Les sursauts radio rapides (ou FRB pour fast radio bursts) sont des sursauts d’ondes radio d’une durée de quelques millisecondes ; certains se répètent à intervalles réguliers ou de manière aléatoire. Leur origine physique est encore inconnue, mais la piste des magnétars — des étoiles à neutrons dotées d’un intense champ magnétique — est aujourd’hui privilégiée. L’objet FRB 190520 a produit une rafale d’ondes radio le 20 mai 2019, enregistrée par le radiotélescope sphérique de cinq cents mètres d’ouverture (FAST), situé au sud-ouest de la Chine.

Des observations de suivi, réalisées avec le Very Large Array (VLA), ont montré que cette source émettait des rafales fréquentes et répétées d’ondes radio, entre lesquelles des émissions — bien que plus faibles — se produisent en permanence. Entre avril 2020 et septembre 2020, 75 rafales ont été détectées en 18,5 heures d’observation. Les données ont par ailleurs permis d’identifier l’emplacement de la source : elle se trouve à la périphérie d’une galaxie naine, à près de 3 milliards d’années-lumière de la Terre.

Une invitation à rêver, prête à être portée.

Deux sursauts rapides différents de tous les autres

Ce n’est que la deuxième fois que les experts font face à un tel FRB. Le premier du genre, le FRB 121102, a été découvert en 2014, via l’analyse des données collectées par l’observatoire d’Arecibo, qui avaient capté ces signaux en novembre 2012. La répétition de FRB 121102 avait permis, pour la première fois, de localiser précisément sa source grâce au VLA (une galaxie naine située à 3 milliards d’années-lumière).

image optique FRB répétitif
Image du FRB 190520 (en rouge) enregistrée par le Very Large Array, combinée à une image optique, lorsqu’une rafale d’ondes radio était en train de se produire. © C.-H. Niu et al./NRAO/AUI/NSF.
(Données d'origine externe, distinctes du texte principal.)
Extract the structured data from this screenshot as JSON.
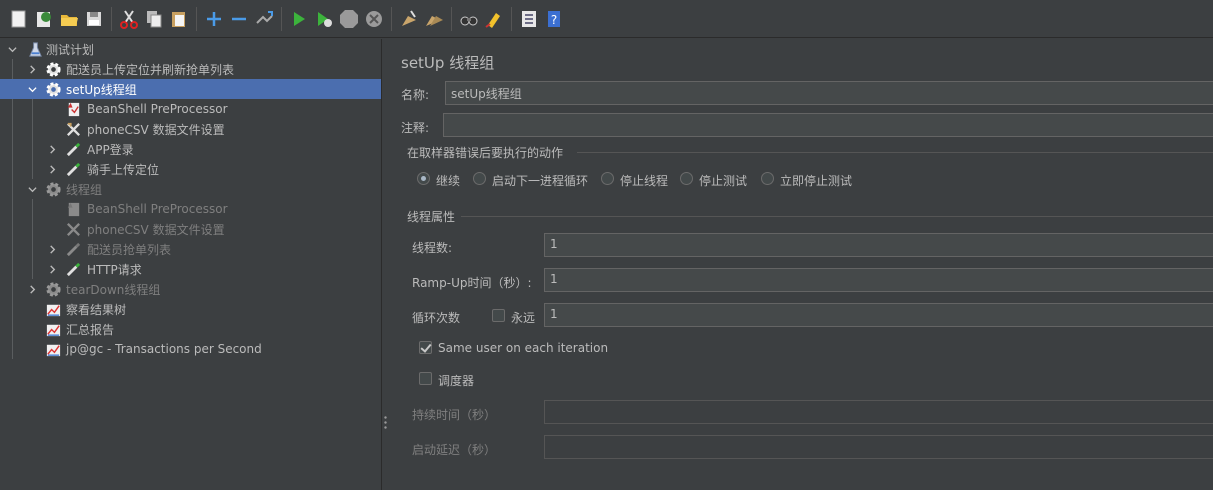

Les deux sursauts affichent plusieurs similitudes, notamment le fait que des émissions provenant d’une région compacte persistent entre deux rafales. « Nous pensons que les sursauts et la source continue sont susceptibles d’être soit le même objet, soit d’être d’une certaine manière physiquement associés l’un à l’autre », avait déclaré en 2017 Benito Marcote, astronome du Joint Institute for VLBI ERIC, au sujet du sursaut FRB 121102.

Les différences entre FRB 190520 et FRB 121102 et tous les autres sursauts connus soutiennent une hypothèse suggérée précédemment, selon laquelle il existerait deux types différents de FRB. « Ceux qui se répètent sont-ils différents de ceux qui ne le font pas ? Qu’en est-il de l’émission radio persistante – est-elle commune ? », s’interroge Kshitij Aggarwal, du Département de physique et d’astronomie de l’Université de Virginie occidentale, co-auteur de l’article décrivant le FRB 190520.

Pour expliquer cette distinction, les astronomes pensent que les FRB sont peut-être produits par deux mécanismes différents, ou encore que les objets qui émettent ces sursauts se comportent différemment selon le stade de leur évolution.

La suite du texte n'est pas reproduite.